Voici une video d'un cours de philosophie de Luc François Dumas sur L'exil et le royaume.

C'est Pierre Gautier, un collègue de philosophie, qui m'a signalé cette vidéo pensant qu'elle pourrait m'intéresser. Et en effet, Dumas évoque ici des thèmes chers à ce blog.

Dumas parle du retour au Royaume, le seul véritable voyage qui compte dans la vie. Il en parle avec beaucoup de culture (chrétienne plutôt), et il n'est pas fréquent d'entendre un philosophe contemporain évoquer ces questions spirituelles.
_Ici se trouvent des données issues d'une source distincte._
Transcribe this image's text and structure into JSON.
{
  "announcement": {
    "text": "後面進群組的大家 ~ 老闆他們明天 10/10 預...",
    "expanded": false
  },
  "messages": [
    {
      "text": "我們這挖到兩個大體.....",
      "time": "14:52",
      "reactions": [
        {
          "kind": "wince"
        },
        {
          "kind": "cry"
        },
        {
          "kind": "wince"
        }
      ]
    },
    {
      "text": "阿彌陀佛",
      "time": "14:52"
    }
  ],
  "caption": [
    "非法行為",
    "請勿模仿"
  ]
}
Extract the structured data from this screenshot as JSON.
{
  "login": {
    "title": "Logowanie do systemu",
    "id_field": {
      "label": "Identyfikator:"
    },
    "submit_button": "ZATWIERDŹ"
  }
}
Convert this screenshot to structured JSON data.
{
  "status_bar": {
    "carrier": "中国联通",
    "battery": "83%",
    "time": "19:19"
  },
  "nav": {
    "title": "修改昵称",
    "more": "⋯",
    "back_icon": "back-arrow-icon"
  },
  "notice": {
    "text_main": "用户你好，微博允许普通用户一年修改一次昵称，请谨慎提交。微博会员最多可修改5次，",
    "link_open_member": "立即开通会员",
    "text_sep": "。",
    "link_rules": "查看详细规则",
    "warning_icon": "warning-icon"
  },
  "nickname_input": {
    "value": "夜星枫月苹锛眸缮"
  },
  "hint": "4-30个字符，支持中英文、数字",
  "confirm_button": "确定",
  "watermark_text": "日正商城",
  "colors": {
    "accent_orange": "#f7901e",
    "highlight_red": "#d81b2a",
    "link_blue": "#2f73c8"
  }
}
Luc François Dumas (né en 1927 !) n'a rien publié ou presque ; c'est vraiment dommage car ces cours sont de grande qualité.

jlr

 

 

dumas

 

Les Minutes Heureuses : "Nous partirons, une fois de plus, de la formule inépuisable de Baudelaire, évoquant les minutes heureuses de notre vie. Voici : vous sortez un matin de chez vous. Il a plu durant la nuit. Mais le ciel, à présent, est découvert. Vous faites, comme d'habitude, tout à fait comme d'habitude quelques pas dans la rue. Et soudain, sans raison apparente - c'est à dire : pour des raisons trop complexes à démêler - vous vous sentez investi d'un bonheur sans nom. Quasi absolu. Un bonheur où il entre, à la fois, de l'élan et du repos, de l'allégresse et de la sérénité, une pleine conscience en même temps que l'oubli de soi ; et qui vous donne, en cette minute, le sentiment d'être totalement présent et à vous-même et au monde. Non plus d'exister seulement, mais de vivre - enfin ! - comme cela n'arrive presque jamais dans le cours ordinaire des choses (bien que sortir, le matin, de chez soi, relève du régime le plus ordinaire). Soulevé en cet instant par une vague de fond, puissante et douce, on se sent plus attentif en effet et plus accueillant ; plus proche, plus fraternellement proche de la réalité ambiante ; plus relié à elle aussi, comme on l'est à la réalité au-dedans de soi-même. Les deux, en l'occurrence, n'en faisant plus qu'une. Avec ceci encore : qu'on découvre, au sein de cette double relation, une surprenante nouveauté dans les choses les plus familières, qui suscite un émerveillement : jamais vous n'auriez pensé qu'elles puissent être, ces choses, en leur banalité, leur monotonie, leur quotidienneté même si belles. Plus belles que les choses appelées communément belles ! Mais simultanément vous sentez que cette nouveauté vient d'une capacité exceptionnelle, en vous, à cette minute, de les trouver telles. Comme si, non le soleil seulement, mais un soleil intérieur, plus rayonnant, plus pénétrant et à la chaleur plus intime, les éclairait ".

Georges HALDAS : L'Etat de Poésie , Carnets 1973.